Nedenini bilmediğim bir keder akıyor damarlarımdan.
Kalbimin üstünde binlerce bıçak ağzı,
yüzüm ömrümün atlası,
düzlükleri bunaltı,
yükseklikleri korku,
uçurumları yıkıntılarımla dolu bir engebeler atlası.
Yaşamak bir can sıkıntısı mıdır Ömür Hanım?

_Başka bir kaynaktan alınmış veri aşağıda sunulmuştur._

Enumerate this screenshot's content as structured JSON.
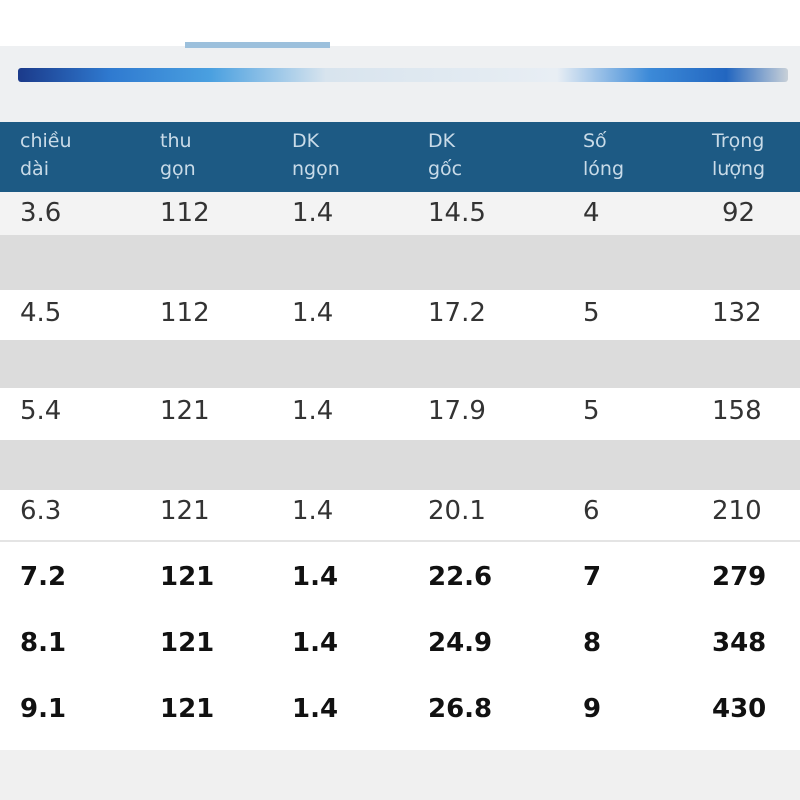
{
  "table": {
    "headers": [
      [
        "chiều",
        "dài"
      ],
      [
        "thu",
        "gọn"
      ],
      [
        "DK",
        "ngọn"
      ],
      [
        "DK",
        "gốc"
      ],
      [
        "Số",
        "lóng"
      ],
      [
        "Trọng",
        "lượng"
      ]
    ],
    "rows": [
      [
        3.6,
        112,
        1.4,
        14.5,
        4,
        92
      ],
      [
        4.5,
        112,
        1.4,
        17.2,
        5,
        132
      ],
      [
        5.4,
        121,
        1.4,
        17.9,
        5,
        158
      ],
      [
        6.3,
        121,
        1.4,
        20.1,
        6,
        210
      ],
      [
        7.2,
        121,
        1.4,
        22.6,
        7,
        279
      ],
      [
        8.1,
        121,
        1.4,
        24.9,
        8,
        348
      ],
      [
        9.1,
        121,
        1.4,
        26.8,
        9,
        430
      ]
    ]
  }
}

Söyle, nasıl aşarım pişmanlık dağlarını
Yeniden bir Nil olup taşar mıyım çöllere
Kim giydirir başıma tacını nihayetin
Kim takar bileğime hürriyet künyesini
Karada balık gibi nasıl yaşarım, söyle
Rüveyda, seziyorum; tahammülün kalmadı
Ama dur, boşaltayım bütün çığlıklarımı
Asırlardır köhne barınaklarda
küflenen, çürüyen çığlıklarımı.
At vuruldu, içim paramparça Rüveyda
Gölgelerin ardına sakladım kusurumu
Sen orada kayıtsızca gülümsüyor gibisin
Ben burada damla damla eriyip akıyorum
Yine de, çiğnetmem kimseye gururumu
İstenmediğim yeri sessizce terk ederim
Hatıra kalsın diye bırakır da ruhumu
Mahzun bir derviş gibi boyun büker, giderim.